Ocorre que, a partir de 2007, com a edição da Lei nº 11.473, foi suprido o requisito então exigido pelos doutrinadores críticos da constitucionalidade da Força Nacional. A Força Nacional passou a convocar profissionais por força do convênio e atuar em diversas operações, sem ter sido afetada por nenhuma decisão judicial que atacasse a sua constitucionalidade.
Entretanto, em 12 de março de 2013, dias após a decisão judicial que firmou entendimento quanto à constitucionalidade da Força Nacional e, conseqüentemente, da sua lei e decreto regulamentador, o Poder Executivo alterou o Decreto nº 5.289/2004, em especial o art. 4º, permitindo que a Força Nacional pudesse atuar nos Estados, diretamente, por pedido de Ministro de Estado. Cumpre referir que tal medida ampliativa, da legitimidade (ativa) para solicitar a atuação da Força Nacional, não foi repetida em âmbito de lei, o que, salvo melhor juízo, abre precedente para futuros questionamentos quanto à legalidade e constitucionalidade das ações da Força Nacional em apoio exclusivo aos Ministérios.
Alguns doutrinadores e estudiosos já iniciaram a analisar de uma forma crítica a alteração do decreto, referindo que a Presidenta está formando uma “Guarda Pretoriana”, em total desrespeito aos princípios federativos.[13]O advogado João Rafael Diniz[14], é enfático ao afirmar que
“A inclusão dessas cinco palavras mágicas ao final do artigo 4º acabou por subverter por completo a razão de ser do decreto e, de quebra, burlou as determinações da Constituição Federal sobre a repartição de responsabilidades entre os entes da Federação (municípios, estados e União), o que pode ser considerado inclusive como quebra do pacto federativo. A partir de agora, qualquer ministro de Estado (todos eles subordinados à Presidência) pode solicitar ao Ministério da Justiça o emprego da Força Nacional de Segurança Pública em qualquer parte do país, para defender os interesses do governo federal, sem a necessidade de qualquer autorização judicial, nem mesmo aquiescência do governo do estado em questão.”

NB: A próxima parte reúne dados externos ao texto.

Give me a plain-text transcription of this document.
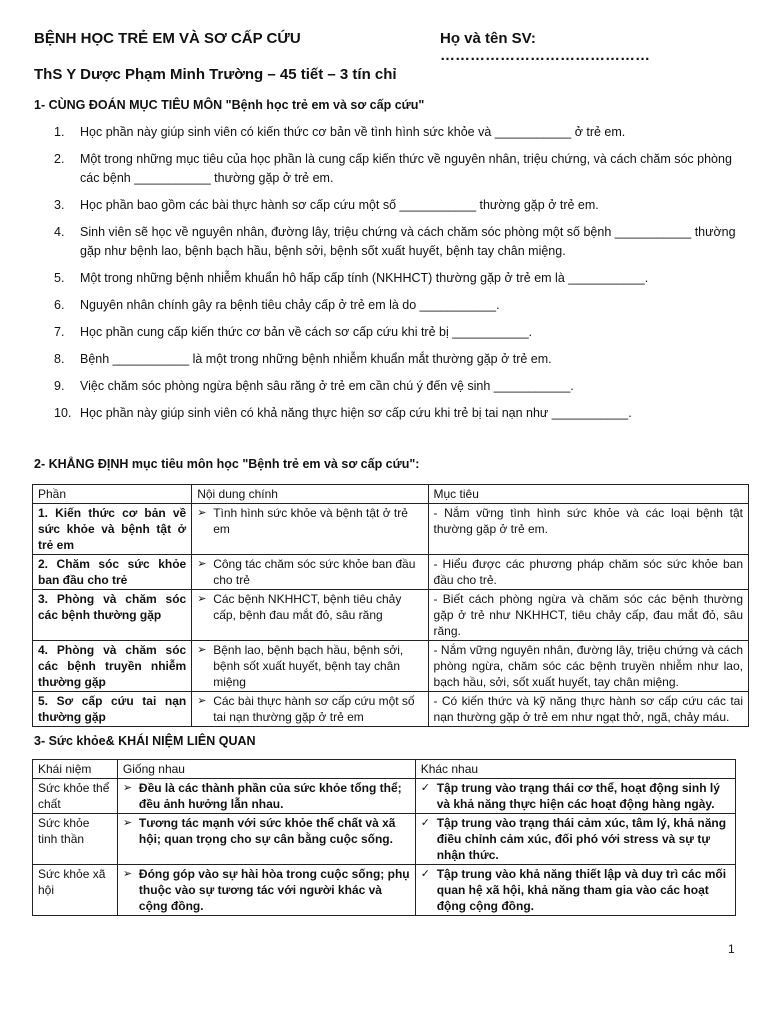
BỆNH HỌC TRẺ EM VÀ SƠ CẤP CỨU	Họ và tên SV: ……………………………………
ThS Y Dược Phạm Minh Trường – 45 tiết – 3 tín chỉ
1- CÙNG ĐOÁN MỤC TIÊU MÔN "Bệnh học trẻ em và sơ cấp cứu"
1. Học phần này giúp sinh viên có kiến thức cơ bản về tình hình sức khỏe và ___________ ở trẻ em.
2. Một trong những mục tiêu của học phần là cung cấp kiến thức về nguyên nhân, triệu chứng, và cách chăm sóc phòng các bệnh ___________ thường gặp ở trẻ em.
3. Học phần bao gồm các bài thực hành sơ cấp cứu một số ___________ thường gặp ở trẻ em.
4. Sinh viên sẽ học về nguyên nhân, đường lây, triệu chứng và cách chăm sóc phòng một số bệnh ___________ thường gặp như bệnh lao, bệnh bạch hầu, bệnh sởi, bệnh sốt xuất huyết, bệnh tay chân miệng.
5. Một trong những bệnh nhiễm khuẩn hô hấp cấp tính (NKHHCT) thường gặp ở trẻ em là ___________.
6. Nguyên nhân chính gây ra bệnh tiêu chảy cấp ở trẻ em là do ___________.
7. Học phần cung cấp kiến thức cơ bản về cách sơ cấp cứu khi trẻ bị ___________.
8. Bệnh ___________ là một trong những bệnh nhiễm khuẩn mắt thường gặp ở trẻ em.
9. Việc chăm sóc phòng ngừa bệnh sâu răng ở trẻ em cần chú ý đến vệ sinh ___________.
10. Học phần này giúp sinh viên có khả năng thực hiện sơ cấp cứu khi trẻ bị tai nạn như ___________.
2- KHẲNG ĐỊNH mục tiêu môn học "Bệnh trẻ em và sơ cấp cứu":
Phần	Nội dung chính	Mục tiêu
1. Kiến thức cơ bản về sức khỏe và bệnh tật ở trẻ em	➢ Tình hình sức khỏe và bệnh tật ở trẻ em	- Nắm vững tình hình sức khỏe và các loại bệnh tật thường gặp ở trẻ em.
2. Chăm sóc sức khỏe ban đầu cho trẻ	➢ Công tác chăm sóc sức khỏe ban đầu cho trẻ	- Hiểu được các phương pháp chăm sóc sức khỏe ban đầu cho trẻ.
3. Phòng và chăm sóc các bệnh thường gặp	➢ Các bệnh NKHHCT, bệnh tiêu chảy cấp, bệnh đau mắt đỏ, sâu răng	- Biết cách phòng ngừa và chăm sóc các bệnh thường gặp ở trẻ như NKHHCT, tiêu chảy cấp, đau mắt đỏ, sâu răng.
4. Phòng và chăm sóc các bệnh truyền nhiễm thường gặp	➢ Bệnh lao, bệnh bạch hầu, bệnh sởi, bệnh sốt xuất huyết, bệnh tay chân miệng	- Nắm vững nguyên nhân, đường lây, triệu chứng và cách phòng ngừa, chăm sóc các bệnh truyền nhiễm như lao, bạch hầu, sởi, sốt xuất huyết, tay chân miệng.
5. Sơ cấp cứu tai nạn thường gặp	➢ Các bài thực hành sơ cấp cứu một số tai nạn thường gặp ở trẻ em	- Có kiến thức và kỹ năng thực hành sơ cấp cứu các tai nạn thường gặp ở trẻ em như ngạt thở, ngã, chảy máu.
3- Sức khỏe& KHÁI NIỆM LIÊN QUAN
Khái niệm	Giống nhau	Khác nhau
Sức khỏe thể chất	➢ Đều là các thành phần của sức khỏe tổng thể; đều ảnh hưởng lẫn nhau.	✓ Tập trung vào trạng thái cơ thể, hoạt động sinh lý và khả năng thực hiện các hoạt động hàng ngày.

Sức khỏe tinh thần	➢ Tương tác mạnh với sức khỏe thể chất và xã hội; quan trọng cho sự cân bằng cuộc sống.	✓ Tập trung vào trạng thái cảm xúc, tâm lý, khả năng điều chỉnh cảm xúc, đối phó với stress và sự tự nhận thức.

Sức khỏe xã hội	➢ Đóng góp vào sự hài hòa trong cuộc sống; phụ thuộc vào sự tương tác với người khác và cộng đồng.	✓ Tập trung vào khả năng thiết lập và duy trì các mối quan hệ xã hội, khả năng tham gia vào các hoạt động cộng đồng.
1
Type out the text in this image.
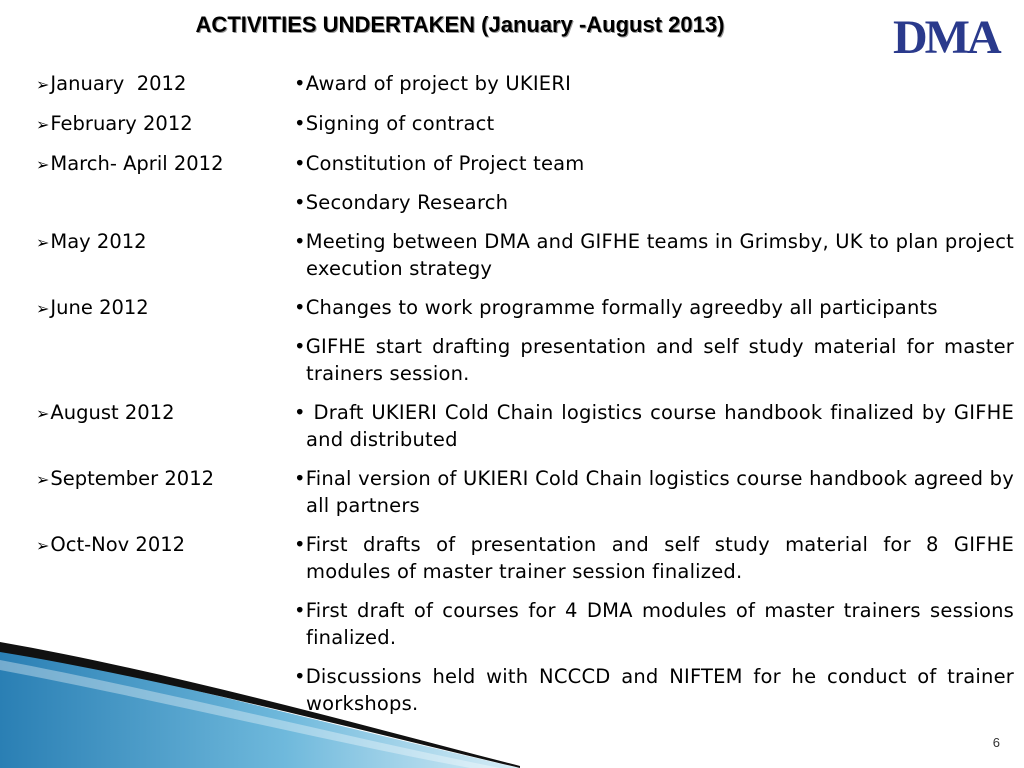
ACTIVITIES UNDERTAKEN (January -August 2013)	DMA
➢January  2012	•Award of project by UKIERI
➢February 2012	•Signing of contract
➢March- April 2012	•Constitution of Project team
•Secondary Research
➢May 2012	•Meeting between DMA and GIFHE teams in Grimsby, UK to plan project execution strategy
➢June 2012	•Changes to work programme formally agreedby all participants
•GIFHE start drafting presentation and self study material for master trainers session.
➢August 2012	• Draft UKIERI Cold Chain logistics course handbook finalized by GIFHE and distributed
➢September 2012	•Final version of UKIERI Cold Chain logistics course handbook agreed by all partners
➢Oct-Nov 2012	•First drafts of presentation and self study material for 8 GIFHE modules of master trainer session finalized.
•First draft of courses for 4 DMA modules of master trainers sessions finalized.
•Discussions held with NCCCD and NIFTEM for he conduct of trainer workshops.
6
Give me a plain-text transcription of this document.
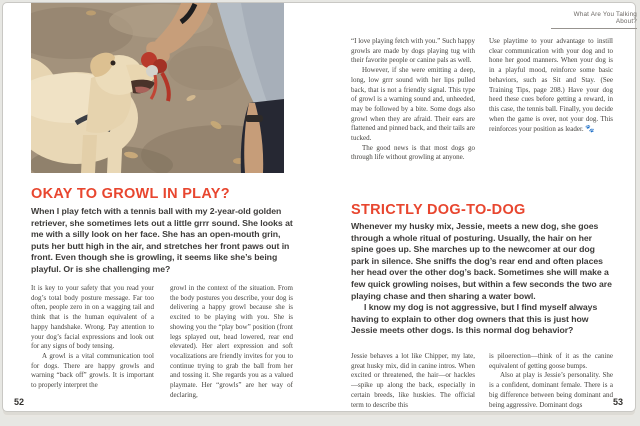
OKAY TO GROWL IN PLAY?

When I play fetch with a tennis ball with my 2-year-old golden retriever, she sometimes lets out a little grrr sound. She looks at me with a silly look on her face. She has an open-mouth grin, puts her butt high in the air, and stretches her front paws out in front. Even though she is growling, it seems like she’s being playful. Or is she challenging me?

It is key to your safety that you read your dog’s total body posture message. Far too often, people zero in on a wagging tail and think that is the human equivalent of a happy handshake. Wrong. Pay attention to your dog’s facial expressions and look out for any signs of body tensing.

A growl is a vital communication tool for dogs. There are happy growls and warning “back off” growls. It is important to properly interpret the

growl in the context of the situation. From the body postures you describe, your dog is delivering a happy growl because she is excited to be playing with you. She is showing you the “play bow” position (front legs splayed out, head lowered, rear end elevated). Her alert expression and soft vocalizations are friendly invites for you to continue trying to grab the ball from her and tossing it. She regards you as a valued playmate. Her “growls” are her way of declaring,

52
What Are You Talking About?

“I love playing fetch with you.” Such happy growls are made by dogs playing tug with their favorite people or canine pals as well.

However, if she were emitting a deep, long, low grrr sound with her lips pulled back, that is not a friendly signal. This type of growl is a warning sound and, unheeded, may be followed by a bite. Some dogs also growl when they are afraid. Their ears are flattened and pinned back, and their tails are tucked.

The good news is that most dogs go through life without growling at anyone.

Use playtime to your advantage to instill clear communication with your dog and to hone her good manners. When your dog is in a playful mood, reinforce some basic behaviors, such as Sit and Stay. (See Training Tips, page 208.) Have your dog heed these cues before getting a reward, in this case, the tennis ball. Finally, you decide when the game is over, not your dog. This reinforces your position as leader. 🐾

STRICTLY DOG-TO-DOG

Whenever my husky mix, Jessie, meets a new dog, she goes through a whole ritual of posturing. Usually, the hair on her spine goes up. She marches up to the newcomer at our dog park in silence. She sniffs the dog’s rear end and often places her head over the other dog’s back. Sometimes she will make a few quick growling noises, but within a few seconds the two are playing chase and then sharing a water bowl.

I know my dog is not aggressive, but I find myself always having to explain to other dog owners that this is just how Jessie meets other dogs. Is this normal dog behavior?

Jessie behaves a lot like Chipper, my late, great husky mix, did in canine intros. When excited or threatened, the hair—or hackles—spike up along the back, especially in certain breeds, like huskies. The official term to describe this

is piloerection—think of it as the canine equivalent of getting goose bumps.

Also at play is Jessie’s personality. She is a confident, dominant female. There is a big difference between being dominant and being aggressive. Dominant dogs	53
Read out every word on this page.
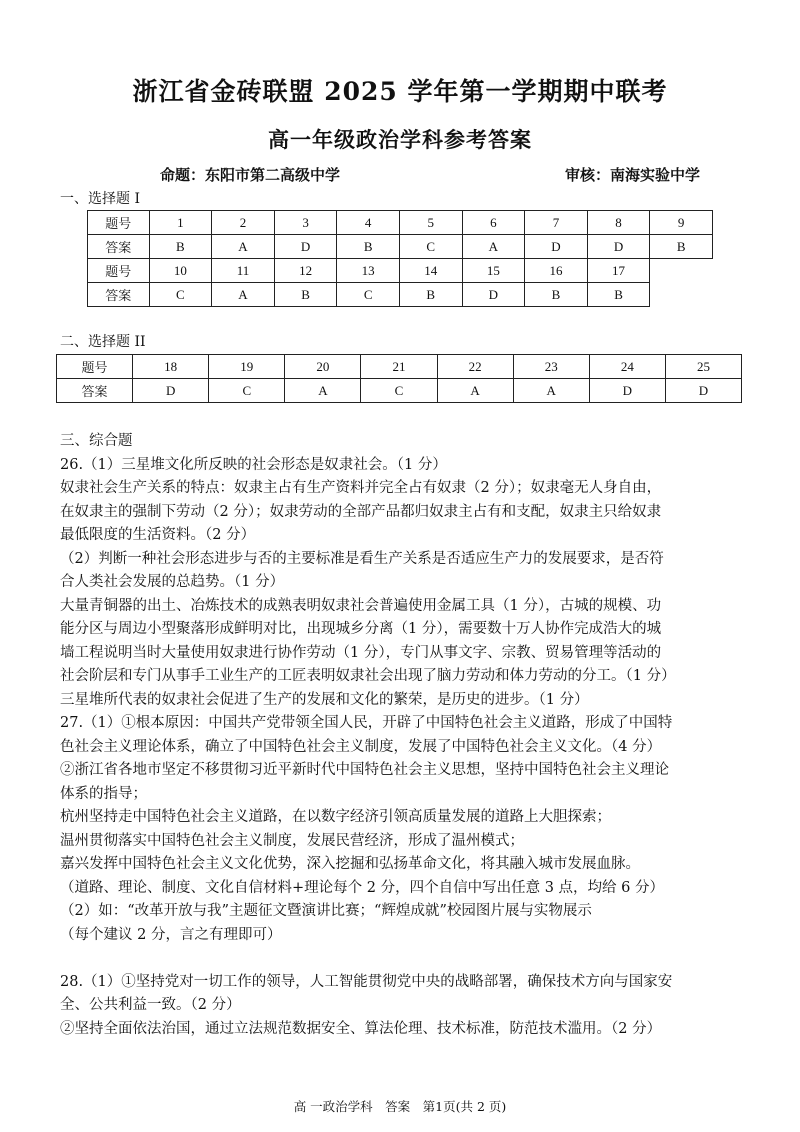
浙江省金砖联盟 2025 学年第一学期期中联考
高一年级政治学科参考答案
命题：东阳市第二高级中学	审核：南海实验中学
一、选择题 I
题号	1	2	3	4	5	6	7	8	9
答案	B	A	D	B	C	A	D	D	B
题号	10	11	12	13	14	15	16	17	
答案	C	A	B	C	B	D	B	B	
二、选择题 II
题号	18	19	20	21	22	23	24	25
答案	D	C	A	C	A	A	D	D

三、综合题

26.（1）三星堆文化所反映的社会形态是奴隶社会。（1 分）

奴隶社会生产关系的特点：奴隶主占有生产资料并完全占有奴隶（2 分）；奴隶毫无人身自由，

在奴隶主的强制下劳动（2 分）；奴隶劳动的全部产品都归奴隶主占有和支配，奴隶主只给奴隶

最低限度的生活资料。（2 分）

（2）判断一种社会形态进步与否的主要标准是看生产关系是否适应生产力的发展要求，是否符

合人类社会发展的总趋势。（1 分）

大量青铜器的出土、冶炼技术的成熟表明奴隶社会普遍使用金属工具（1 分），古城的规模、功

能分区与周边小型聚落形成鲜明对比，出现城乡分离（1 分），需要数十万人协作完成浩大的城

墙工程说明当时大量使用奴隶进行协作劳动（1 分），专门从事文字、宗教、贸易管理等活动的

社会阶层和专门从事手工业生产的工匠表明奴隶社会出现了脑力劳动和体力劳动的分工。（1 分）

三星堆所代表的奴隶社会促进了生产的发展和文化的繁荣，是历史的进步。（1 分）

27.（1）①根本原因：中国共产党带领全国人民，开辟了中国特色社会主义道路，形成了中国特

色社会主义理论体系，确立了中国特色社会主义制度，发展了中国特色社会主义文化。（4 分）

②浙江省各地市坚定不移贯彻习近平新时代中国特色社会主义思想，坚持中国特色社会主义理论

体系的指导；

杭州坚持走中国特色社会主义道路，在以数字经济引领高质量发展的道路上大胆探索；

温州贯彻落实中国特色社会主义制度，发展民营经济，形成了温州模式；

嘉兴发挥中国特色社会主义文化优势，深入挖掘和弘扬革命文化，将其融入城市发展血脉。

（道路、理论、制度、文化自信材料+理论每个 2 分，四个自信中写出任意 3 点，均给 6 分）

（2）如：“改革开放与我”主题征文暨演讲比赛；“辉煌成就”校园图片展与实物展示

（每个建议 2 分，言之有理即可）

28.（1）①坚持党对一切工作的领导，人工智能贯彻党中央的战略部署，确保技术方向与国家安

全、公共利益一致。（2 分）

②坚持全面依法治国，通过立法规范数据安全、算法伦理、技术标准，防范技术滥用。（2 分）

高 一政治学科　答案　第1页(共 2 页)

É importante salientar que algumas ações da Força Nacional são desencadeadas para atuar em apoio a órgãos federais nas suas atribuições legais e constitucionais. É o caso das operações em áreas de fronteira, em que a Força Nacional apóia a Polícia Federal desde o ano de 2008 (Operação Sentinela)[15]. Nestes casos, não se vislumbra qualquer intervenção ou quebra do pacto federativo, já que a atuação é típica da Polícia Federal e, assim sendo, de interesse exclusivo da União.
Desde a sua edição, algumas operações foram desencadeadas por solicitação exclusiva de Ministro de Estado[16], em ações que poderiam ser executadas pelas polícias locais. Nestes casos, seria imprescindível a anuência do Governador do Estado para que não pairasse nenhuma dúvida quanto à legalidade das ações. É o caso das operações de cunho ambiental, em que poderiam ser executadas pelas polícias dos estados, já que a Polícia Federal não dispõe de exclusividade de atuação neste segmento.
É relevante mencionar, ainda, que o convênio de cooperação federativa firmado entre a União e os estados da Federação dispõe que o Governador do Estado dá anuência a União para que a Força Nacional adentre em seu território e atue em operações em apoio aos órgãos federais.[17] Tal permissão, de forma não específica, prevista em simples dispositivo de convênio, teria o condão de garantir legalidade às ações da Força Nacional nos entes federados sem pedido expresso do Governador?
Entende-se, à luz do que foi apresentado até o presente momento, que a lei que rege a Força Nacional não possui tal intenção. Vejamos o que dispõe o art. 2º, Parágrafo único da Lei nº 11.473/2007:
Parágrafo único. As atividades de cooperação federativa têm caráter consensual e serão desenvolvidas sob a coordenação conjunta da União e do Ente convenente.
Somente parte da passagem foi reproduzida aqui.